The next day we set off for Inuyama (犬山, literally dog mountain), a castle town featuring the oldest castle in Japan and just a little ways out of Nagoya. The town itself seemed kind of run down, which wasn't helped by the torrential downpour that followed us all day. Lucky us had managed to coincide with one of the strongest typhoons to make landfall in the last 50 years. So it poured the whole day. On the plus side, it kept most of the other tourists away. I was a little worried about that, seeing as this weekend was a long weekend.

The castle was lovely though, even in the rain. Conveniently, Inuyama is also an onsen town. So to warm up and relax after all the rain, we soaked in what turned out to be a very swanky onsen. We wrapped up with another Japan top three, and saw one of the most famous tea houses in Japan, Joan. It would have been a nicer stroll without all the rain, but whatever.

We made our way back into the city to find the Aichi Prefectural Gym to watch some sumo action. We only got a little lost, which extra sucked in the rain. I'm telling you, this was a serious typhoon. But we did make it.
And it was awesome. If a picture says a thousand words, here's three thousand for you.

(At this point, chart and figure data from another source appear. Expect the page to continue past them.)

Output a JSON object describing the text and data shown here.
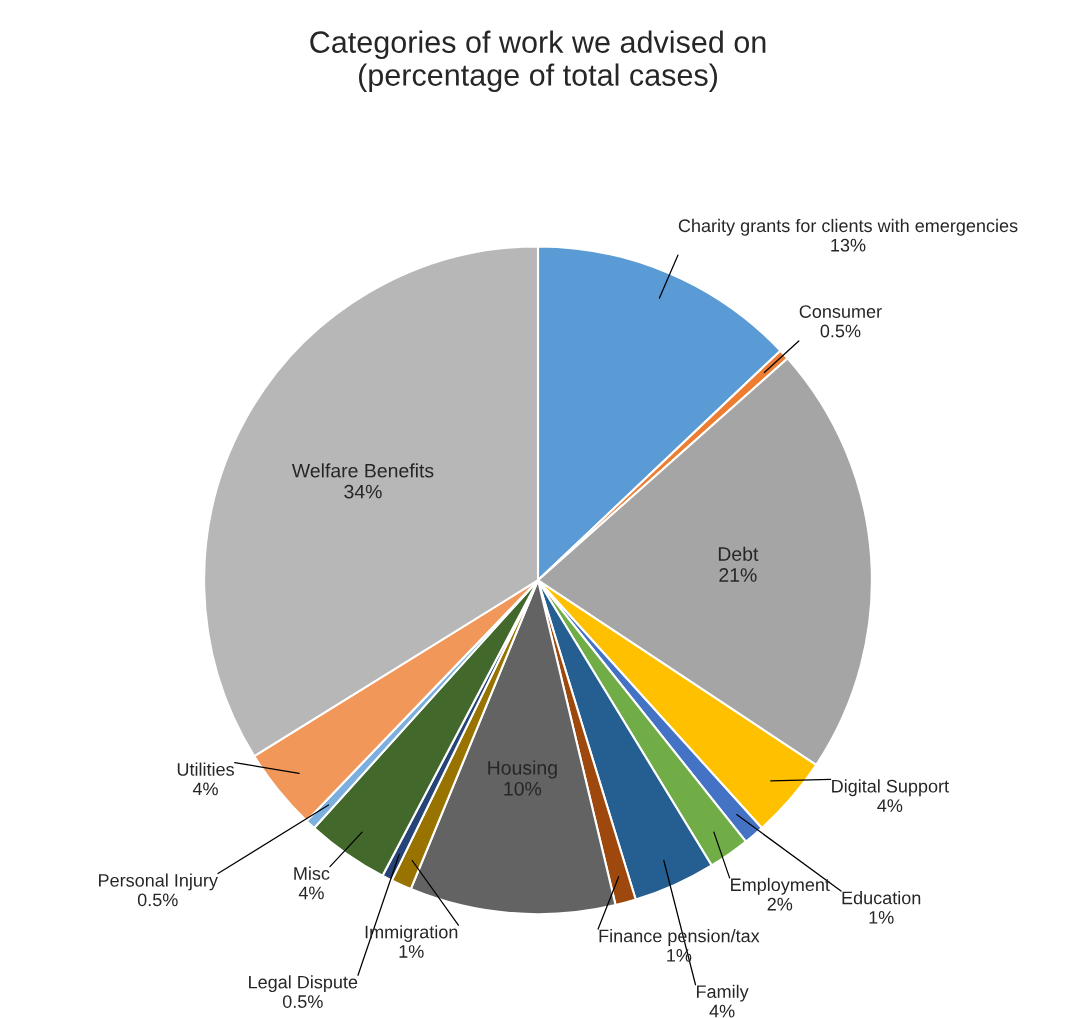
{
  "chart_data": {
    "type": "pie",
    "title": "Categories of work we advised on\n(percentage of total cases)",
    "categories": [
      "Charity grants for clients with emergencies",
      "Consumer",
      "Debt",
      "Digital Support",
      "Education",
      "Employment",
      "Family",
      "Finance pension/tax",
      "Housing",
      "Immigration",
      "Legal Dispute",
      "Misc",
      "Personal Injury",
      "Utilities",
      "Welfare Benefits"
    ],
    "values": [
      13,
      0.5,
      21,
      4,
      1,
      2,
      4,
      1,
      10,
      1,
      0.5,
      4,
      0.5,
      4,
      34
    ],
    "colors": [
      "#5b9bd5",
      "#ed7d31",
      "#a5a5a5",
      "#ffc000",
      "#4472c4",
      "#70ad47",
      "#255e91",
      "#9e480e",
      "#636363",
      "#997300",
      "#264478",
      "#43682b",
      "#7cafdd",
      "#f1975a",
      "#b7b7b7"
    ],
    "value_labels": [
      "13%",
      "0.5%",
      "21%",
      "4%",
      "1%",
      "2%",
      "4%",
      "1%",
      "10%",
      "1%",
      "0.5%",
      "4%",
      "0.5%",
      "4%",
      "34%"
    ]
  }
}
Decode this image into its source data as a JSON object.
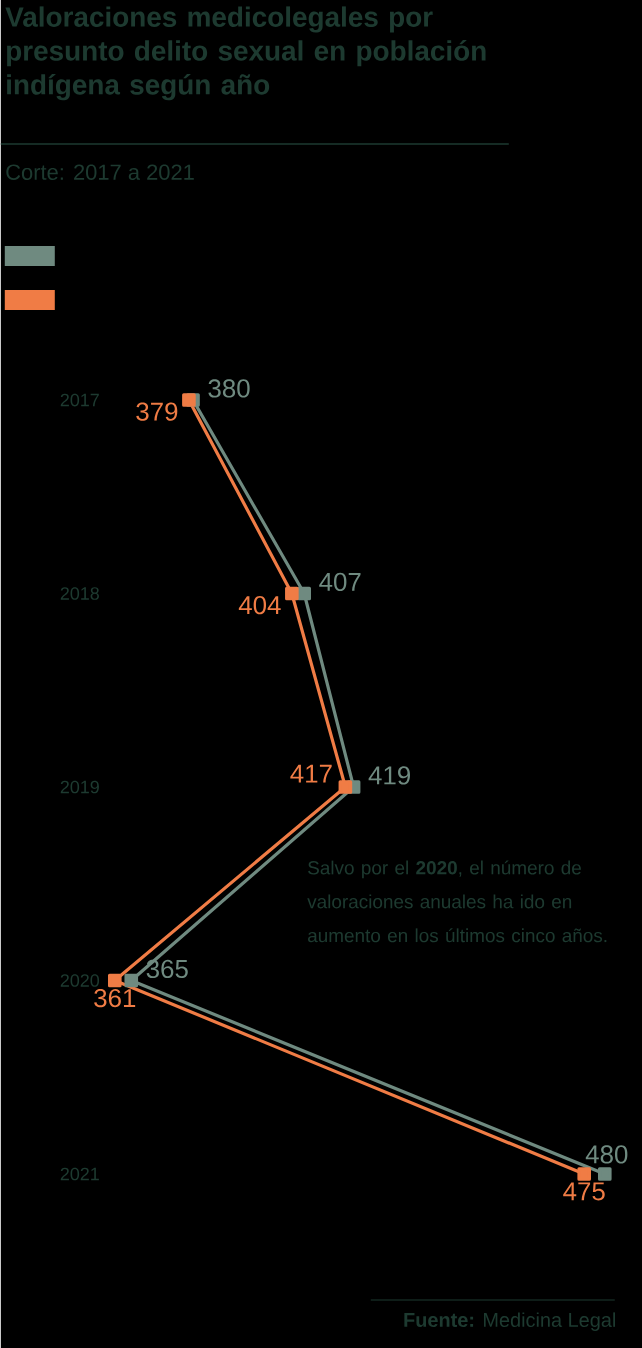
{
  "chart_data": {
    "type": "line",
    "orientation": "horizontal",
    "title": "Valoraciones medicolegales por presunto delito sexual en población indígena según año",
    "subtitle": "Corte: 2017 a 2021",
    "categories": [
      "2017",
      "2018",
      "2019",
      "2020",
      "2021"
    ],
    "series": [
      {
        "color": "#6f8a80",
        "values": [
          380,
          407,
          419,
          365,
          480
        ]
      },
      {
        "color": "#f07c45",
        "values": [
          379,
          404,
          417,
          361,
          475
        ]
      }
    ],
    "data_labels": true,
    "marker": "square",
    "line_style": "solid",
    "annotations": [
      "Salvo por el **2020**, el número de valoraciones anuales ha ido en aumento en los últimos cinco años.",
      "**Fuente:** Medicina Legal"
    ]
  }
}
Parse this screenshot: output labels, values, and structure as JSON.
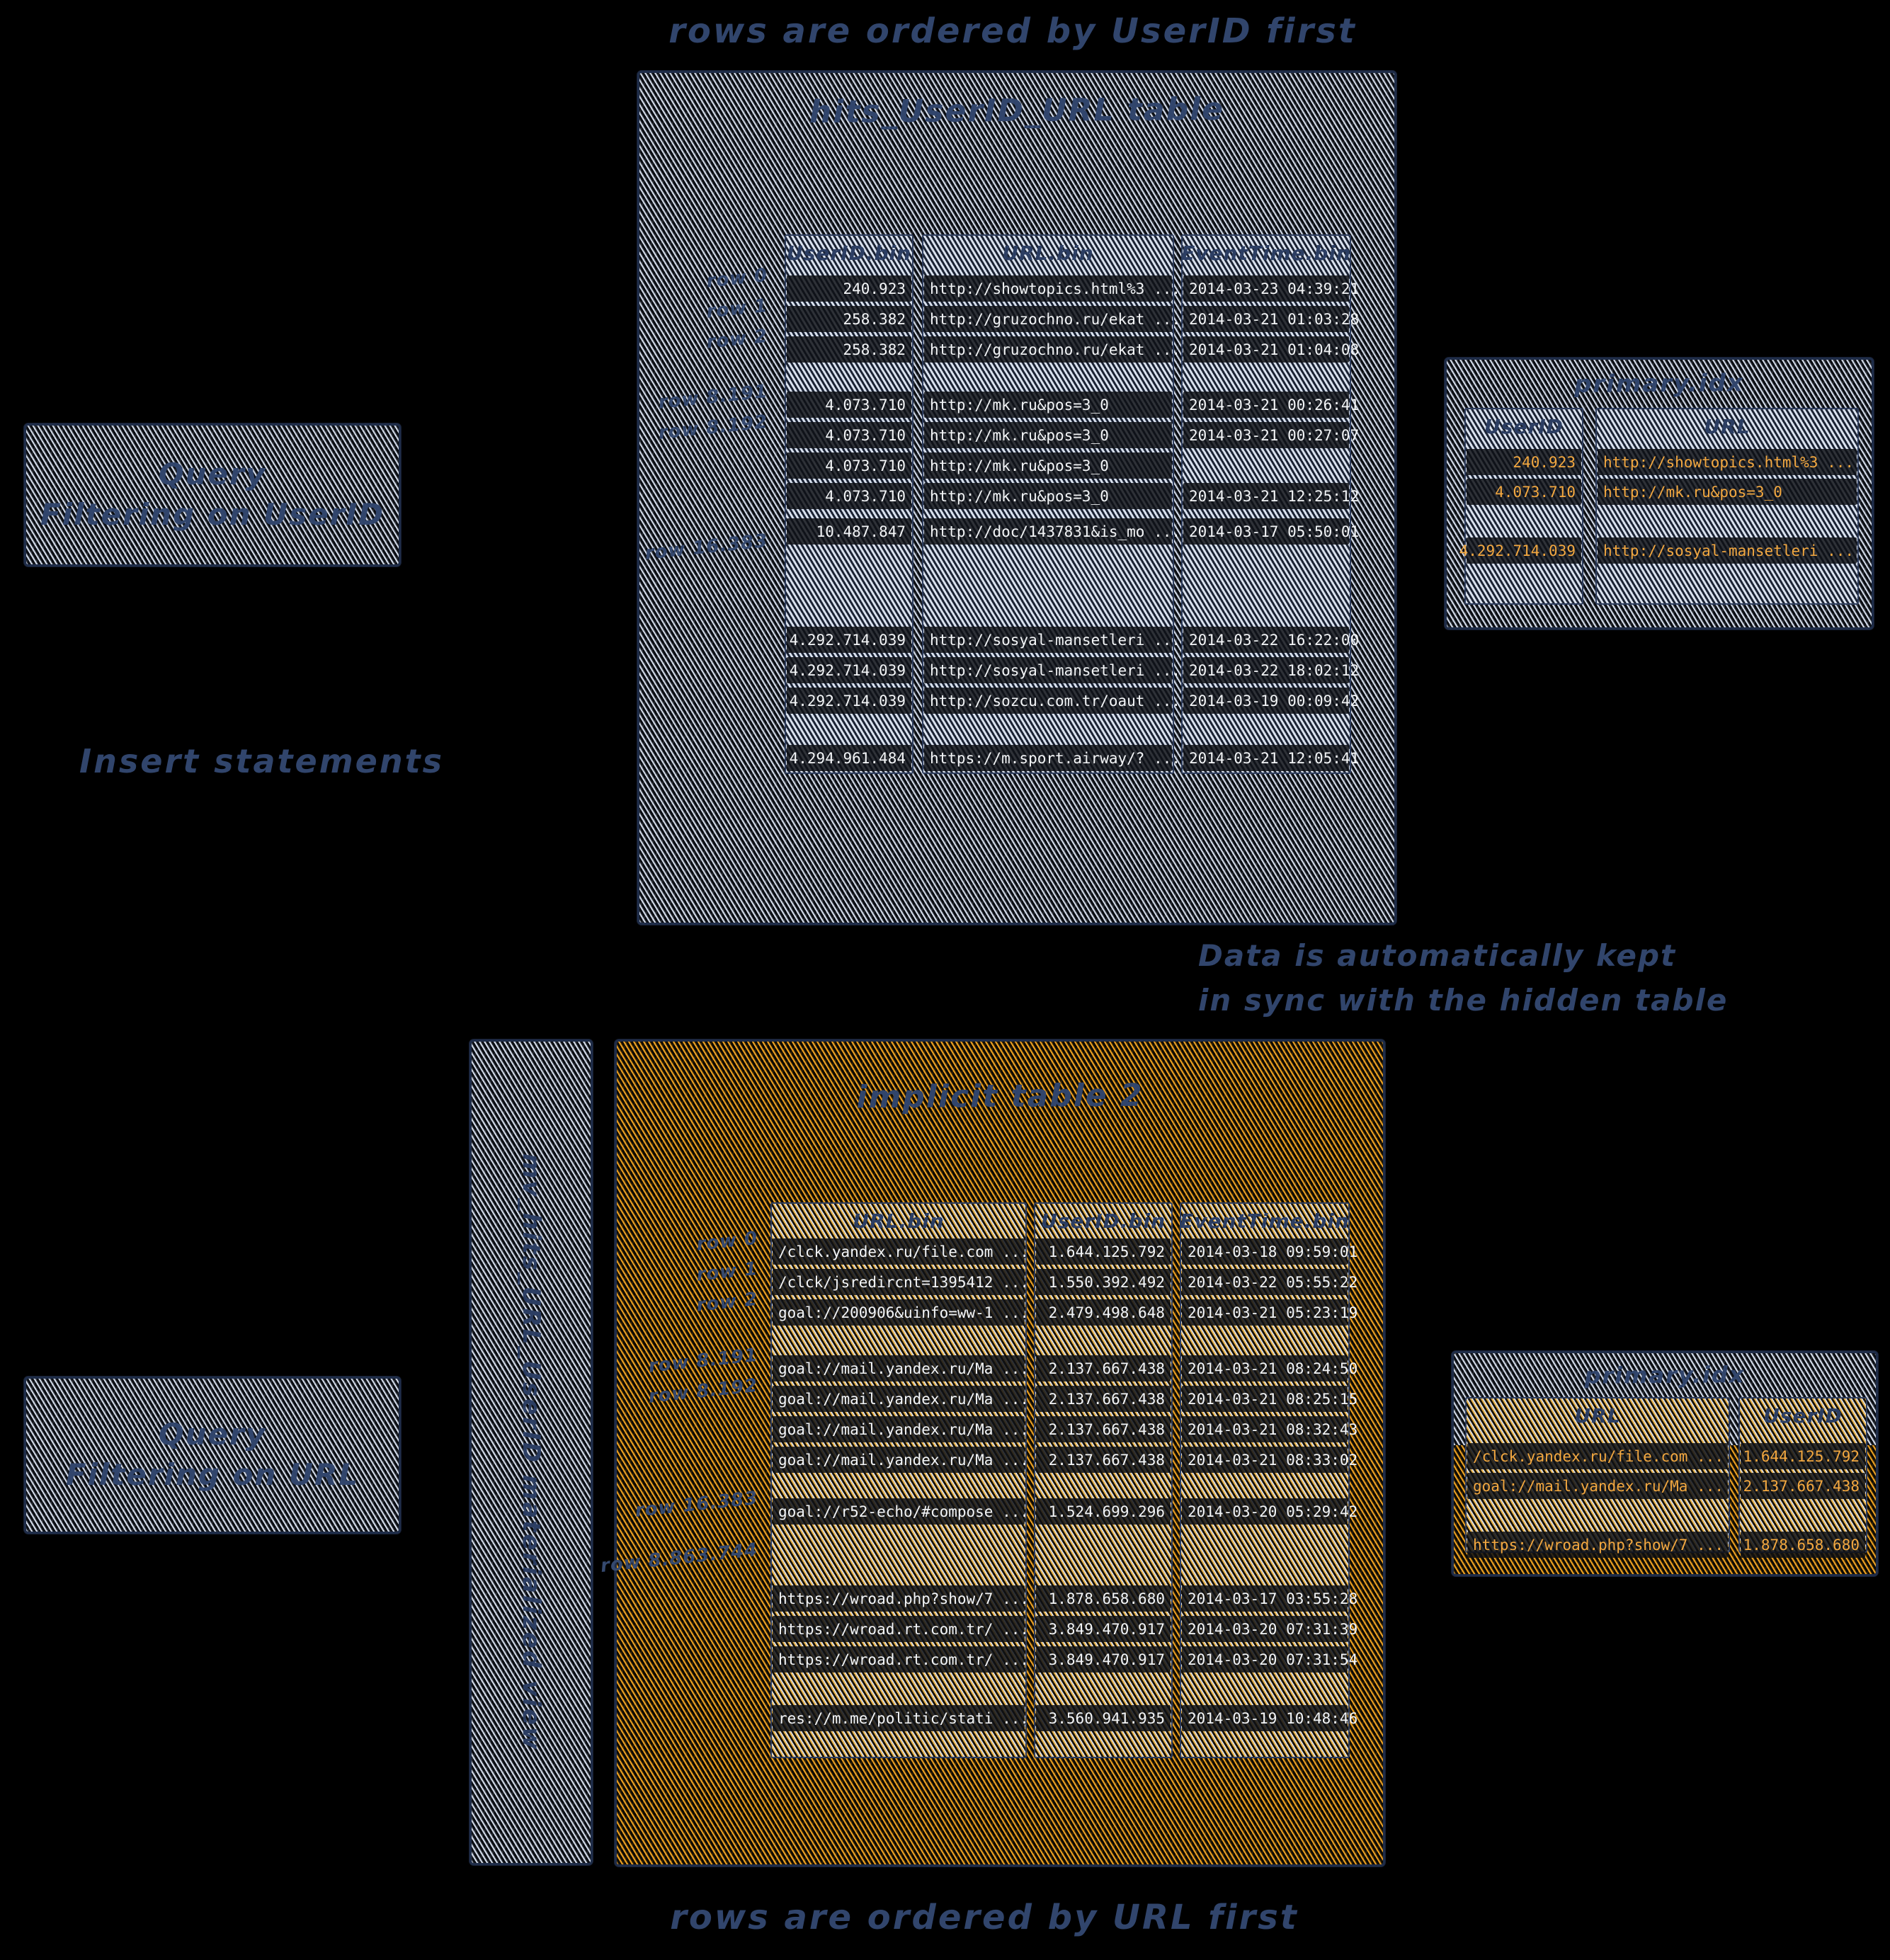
{
  "annotations": {
    "top": "rows are ordered by UserID first",
    "bottom": "rows are ordered by URL first",
    "insert": "Insert statements",
    "sync_line1": "Data is automatically kept",
    "sync_line2": "in sync with the hidden table"
  },
  "query_boxes": {
    "userid": {
      "line1": "Query",
      "line2": "Filtering on UserID"
    },
    "url": {
      "line1": "Query",
      "line2": "Filtering on URL"
    }
  },
  "mv_label": "mv_hits_URL_UserID materialized view",
  "colors": {
    "navy_text": "#31456c",
    "orange_text": "#f3a840",
    "gray_hatch": "#dbe3f1",
    "orange_hatch": "#f6a723",
    "background": "#000000"
  },
  "tables": {
    "main_top": {
      "title": "hits_UserID_URL table",
      "columns": [
        "UserID.bin",
        "URL.bin",
        "EventTime.bin"
      ],
      "groups": [
        [
          {
            "cells": [
              "240.923",
              "http://showtopics.html%3 ...",
              "2014-03-23 04:39:21"
            ],
            "mark": "row 0"
          },
          {
            "cells": [
              "258.382",
              "http://gruzochno.ru/ekat ...",
              "2014-03-21 01:03:28"
            ],
            "mark": "row 1"
          },
          {
            "cells": [
              "258.382",
              "http://gruzochno.ru/ekat ...",
              "2014-03-21 01:04:08"
            ],
            "mark": "row 2"
          }
        ],
        [
          {
            "cells": [
              "4.073.710",
              "http://mk.ru&pos=3_0",
              "2014-03-21 00:26:41"
            ],
            "mark": "row 8.191"
          },
          {
            "cells": [
              "4.073.710",
              "http://mk.ru&pos=3_0",
              "2014-03-21 00:27:07"
            ],
            "mark": "row 8.192"
          },
          {
            "cells": [
              "4.073.710",
              "http://mk.ru&pos=3_0",
              ""
            ]
          },
          {
            "cells": [
              "4.073.710",
              "http://mk.ru&pos=3_0",
              "2014-03-21 12:25:12"
            ]
          }
        ],
        [
          {
            "cells": [
              "10.487.847",
              "http://doc/1437831&is_mo ...",
              "2014-03-17 05:50:01"
            ]
          }
        ],
        [
          {
            "cells": [
              "4.292.714.039",
              "http://sosyal-mansetleri ...",
              "2014-03-22 16:22:00"
            ]
          },
          {
            "cells": [
              "4.292.714.039",
              "http://sosyal-mansetleri ...",
              "2014-03-22 18:02:12"
            ]
          },
          {
            "cells": [
              "4.292.714.039",
              "http://sozcu.com.tr/oaut ...",
              "2014-03-19 00:09:42"
            ]
          }
        ],
        [
          {
            "cells": [
              "4.294.961.484",
              "https://m.sport.airway/? ...",
              "2014-03-21 12:05:41"
            ]
          }
        ]
      ],
      "float_labels": [
        "row 16.383"
      ]
    },
    "idx_top": {
      "title": "primary.idx",
      "columns": [
        "UserID",
        "URL"
      ],
      "groups": [
        [
          {
            "cells": [
              "240.923",
              "http://showtopics.html%3 ..."
            ]
          },
          {
            "cells": [
              "4.073.710",
              "http://mk.ru&pos=3_0"
            ]
          }
        ],
        [
          {
            "cells": [
              "4.292.714.039",
              "http://sosyal-mansetleri ..."
            ]
          }
        ]
      ],
      "float_labels": []
    },
    "main_bottom": {
      "title": "implicit table 2",
      "columns": [
        "URL.bin",
        "UserID.bin",
        "EventTime.bin"
      ],
      "groups": [
        [
          {
            "cells": [
              "/clck.yandex.ru/file.com ...",
              "1.644.125.792",
              "2014-03-18 09:59:01"
            ],
            "mark": "row 0"
          },
          {
            "cells": [
              "/clck/jsredircnt=1395412 ...",
              "1.550.392.492",
              "2014-03-22 05:55:22"
            ],
            "mark": "row 1"
          },
          {
            "cells": [
              "goal://200906&uinfo=ww-1 ...",
              "2.479.498.648",
              "2014-03-21 05:23:19"
            ],
            "mark": "row 2"
          }
        ],
        [
          {
            "cells": [
              "goal://mail.yandex.ru/Ma ...",
              "2.137.667.438",
              "2014-03-21 08:24:50"
            ],
            "mark": "row 8.191"
          },
          {
            "cells": [
              "goal://mail.yandex.ru/Ma ...",
              "2.137.667.438",
              "2014-03-21 08:25:15"
            ],
            "mark": "row 8.192"
          },
          {
            "cells": [
              "goal://mail.yandex.ru/Ma ...",
              "2.137.667.438",
              "2014-03-21 08:32:43"
            ]
          },
          {
            "cells": [
              "goal://mail.yandex.ru/Ma ...",
              "2.137.667.438",
              "2014-03-21 08:33:02"
            ]
          }
        ],
        [
          {
            "cells": [
              "goal://r52-echo/#compose ...",
              "1.524.699.296",
              "2014-03-20 05:29:42"
            ],
            "mark": "row 16.383"
          }
        ],
        [
          {
            "cells": [
              "https://wroad.php?show/7 ...",
              "1.878.658.680",
              "2014-03-17 03:55:28"
            ]
          },
          {
            "cells": [
              "https://wroad.rt.com.tr/ ...",
              "3.849.470.917",
              "2014-03-20 07:31:39"
            ]
          },
          {
            "cells": [
              "https://wroad.rt.com.tr/ ...",
              "3.849.470.917",
              "2014-03-20 07:31:54"
            ]
          }
        ],
        [
          {
            "cells": [
              "res://m.me/politic/stati ...",
              "3.560.941.935",
              "2014-03-19 10:48:46"
            ]
          }
        ]
      ],
      "float_labels": [
        "row 8.863.744"
      ]
    },
    "idx_bottom": {
      "title": "primary.idx",
      "columns": [
        "URL",
        "UserID"
      ],
      "groups": [
        [
          {
            "cells": [
              "/clck.yandex.ru/file.com ...",
              "1.644.125.792"
            ]
          },
          {
            "cells": [
              "goal://mail.yandex.ru/Ma ...",
              "2.137.667.438"
            ]
          }
        ],
        [
          {
            "cells": [
              "https://wroad.php?show/7 ...",
              "1.878.658.680"
            ]
          }
        ]
      ],
      "float_labels": []
    }
  }
}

Not knowing much about what was going on didn't hamper us too much. The energy generated by the crowd was exciting and we had a great time.
We caught the shinkansen into Kyoto, narrowly missing closures due to the typhoon. In all, we were pretty lucky. One thing we hadn't anticipated was half of Kyoto being closed to traffic due to the Gion Matsuri. We had caught a cab to get to our hotel, because I didn't want to get lost in the rain and have to wander around lugging our bags through the storm. That didn't work though, as most of the roads were closed to traffic for Gion festivities. So we got dropped... somewere, and ended up wandering around looking for the place we were staying. It was an experience. Not helping was the worlds smallest sign on the place we stayed. Which turned out to be awesome. I booked us into what is basically a family run series of apartments throughout Kyoto. So basically, we were staying in a private apartment in the middle of Kyoto. And in the middle of the Gion Festival -- one of the largest and oldest in Japan.
The next day it had stopped raining -- the typhoon had blown itself out to sea, but we took it fairly easy, visiting Kiyomizu-dera (one of my favorite temples) and shopping in the markets near our apartment. In the evening, the party was in full swing. On our way home, we watched as the streets were flooded with people. Several major roads were shut to car traffic, and the streets were packed. It was incredible to see. After some chill out time, we went out into the streets to enjoy Japanese festival food: barbequed squid, meat on sticks, takoyaki (octopus balls), okonomiyaki ("It looks like a pizza, but tastes different") and beer. Eat your heart out Stampede!
Despite being two days before the main festival, Gion was packed with people, no doubt making up for being rained out the previous night. The main feature is the floats, which are massive and ornate, complete with musicians performing traditional music from the tops. We wandered around, looking at floats until late.
The next day it was back to Hokkaido for me, via shinkansen, train, plane, and bus. I ended up missing the big festival here in my own town, which was too bad. Ah well. I also missed out on the big earthquake -- we were further south, and I didn't feel anything.
The sister arrives here in inaka on Thurday, in time for several farewell parties, and to help me clean my apartment before I go. Whee!